April 20, 2015 — Fear of fish can afflict even the most confident cook.
Fewer and fewer fish have crossed my stove in recent years. This is partly out of guilt, because wild species are so often out of season or endangered, and farmed fish are so often unappealing. It is partly because in my apartment, to cook fish for dinner is to live with its smell for a day and a half. And it is partly because I ate so much fancy fish in restaurants to make up for my failings as a home cook that I had forgotten how delicious a simple buttery pan-fried fillet can be.
The modern fashion in restaurants is to serve fillets swimming in a broth, juice or nage (as if returning to water is somehow natural for cooked fish). Other chefs like oil-poaching, which involves a slow simmer in gallons of top-quality oil; expensive and impractical for Tuesday-night dinner at home.
And others recommend that home cooks start with en papillote: folding up individual fillets in parchment paper with butter and herbs, which steams the fish and produces a kind of thin broth.
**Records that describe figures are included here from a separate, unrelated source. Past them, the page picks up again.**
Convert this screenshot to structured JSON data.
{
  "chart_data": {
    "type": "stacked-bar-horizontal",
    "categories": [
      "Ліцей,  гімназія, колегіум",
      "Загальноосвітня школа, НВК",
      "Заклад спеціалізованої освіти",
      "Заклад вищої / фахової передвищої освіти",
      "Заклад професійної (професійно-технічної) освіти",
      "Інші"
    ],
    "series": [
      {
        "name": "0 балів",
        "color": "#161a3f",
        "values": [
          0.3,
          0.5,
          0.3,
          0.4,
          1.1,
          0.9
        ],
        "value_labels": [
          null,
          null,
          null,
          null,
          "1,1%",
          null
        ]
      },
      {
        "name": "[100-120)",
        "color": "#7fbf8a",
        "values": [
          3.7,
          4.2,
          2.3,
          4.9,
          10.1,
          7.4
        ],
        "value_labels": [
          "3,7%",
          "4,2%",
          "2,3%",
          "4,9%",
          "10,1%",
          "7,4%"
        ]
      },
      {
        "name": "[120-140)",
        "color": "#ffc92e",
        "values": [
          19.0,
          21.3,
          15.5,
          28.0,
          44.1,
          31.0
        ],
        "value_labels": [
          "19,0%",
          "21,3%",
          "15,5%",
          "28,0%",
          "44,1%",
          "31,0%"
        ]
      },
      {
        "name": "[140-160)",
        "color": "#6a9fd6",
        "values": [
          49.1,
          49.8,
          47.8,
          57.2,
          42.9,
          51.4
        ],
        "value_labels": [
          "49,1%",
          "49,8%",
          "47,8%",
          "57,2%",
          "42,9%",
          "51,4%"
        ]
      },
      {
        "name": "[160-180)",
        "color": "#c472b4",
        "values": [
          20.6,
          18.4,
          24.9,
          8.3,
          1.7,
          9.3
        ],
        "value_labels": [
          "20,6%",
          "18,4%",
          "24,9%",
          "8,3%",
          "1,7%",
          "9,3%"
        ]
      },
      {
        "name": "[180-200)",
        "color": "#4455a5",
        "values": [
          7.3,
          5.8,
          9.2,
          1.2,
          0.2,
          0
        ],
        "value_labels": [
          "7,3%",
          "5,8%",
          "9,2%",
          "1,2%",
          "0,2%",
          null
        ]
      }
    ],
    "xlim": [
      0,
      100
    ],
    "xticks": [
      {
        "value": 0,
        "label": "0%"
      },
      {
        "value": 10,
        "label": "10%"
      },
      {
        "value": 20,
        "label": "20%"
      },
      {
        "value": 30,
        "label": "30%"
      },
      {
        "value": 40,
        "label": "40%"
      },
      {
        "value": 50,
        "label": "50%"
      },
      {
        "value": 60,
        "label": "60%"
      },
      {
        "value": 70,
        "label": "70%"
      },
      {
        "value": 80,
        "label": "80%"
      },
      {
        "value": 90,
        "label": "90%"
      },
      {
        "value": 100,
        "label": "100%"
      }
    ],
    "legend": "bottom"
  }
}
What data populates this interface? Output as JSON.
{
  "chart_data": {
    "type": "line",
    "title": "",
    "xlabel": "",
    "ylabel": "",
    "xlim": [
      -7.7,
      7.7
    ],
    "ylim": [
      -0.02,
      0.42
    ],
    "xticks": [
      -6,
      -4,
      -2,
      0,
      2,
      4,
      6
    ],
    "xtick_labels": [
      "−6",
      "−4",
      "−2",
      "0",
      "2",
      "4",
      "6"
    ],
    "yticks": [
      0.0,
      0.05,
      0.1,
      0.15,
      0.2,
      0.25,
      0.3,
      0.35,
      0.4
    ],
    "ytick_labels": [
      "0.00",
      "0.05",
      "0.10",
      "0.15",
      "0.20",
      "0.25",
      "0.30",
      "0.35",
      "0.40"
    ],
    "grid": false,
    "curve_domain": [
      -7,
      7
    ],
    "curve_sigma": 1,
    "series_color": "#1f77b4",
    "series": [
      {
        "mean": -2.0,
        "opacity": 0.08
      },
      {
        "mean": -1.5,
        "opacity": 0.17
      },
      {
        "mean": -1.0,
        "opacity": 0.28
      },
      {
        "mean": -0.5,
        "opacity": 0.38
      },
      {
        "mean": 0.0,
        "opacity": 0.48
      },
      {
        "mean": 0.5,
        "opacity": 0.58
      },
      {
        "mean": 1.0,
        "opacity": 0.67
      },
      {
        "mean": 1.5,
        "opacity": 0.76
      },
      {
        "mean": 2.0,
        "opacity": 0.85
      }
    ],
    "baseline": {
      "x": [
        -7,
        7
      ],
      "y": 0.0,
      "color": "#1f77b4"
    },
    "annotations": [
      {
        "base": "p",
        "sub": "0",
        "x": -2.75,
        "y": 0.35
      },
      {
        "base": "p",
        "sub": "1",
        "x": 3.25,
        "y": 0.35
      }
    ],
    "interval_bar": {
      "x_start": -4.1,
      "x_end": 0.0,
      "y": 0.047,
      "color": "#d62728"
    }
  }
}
This is not a thrilling outcome.
For weeknight home cooking, I wanted a way to cook a fish fillet the way I cook all my favorite proteins (steaks, shrimp, lamb chops): quickly, simply and over high-enough heat to bring on the browning that makes food crisp, appetizing and fragrant. (Food science nerds call them Maillard reactions.) But a simple sear in oil isn’t the answer for fish: overcooked and flavorless fillets are the result.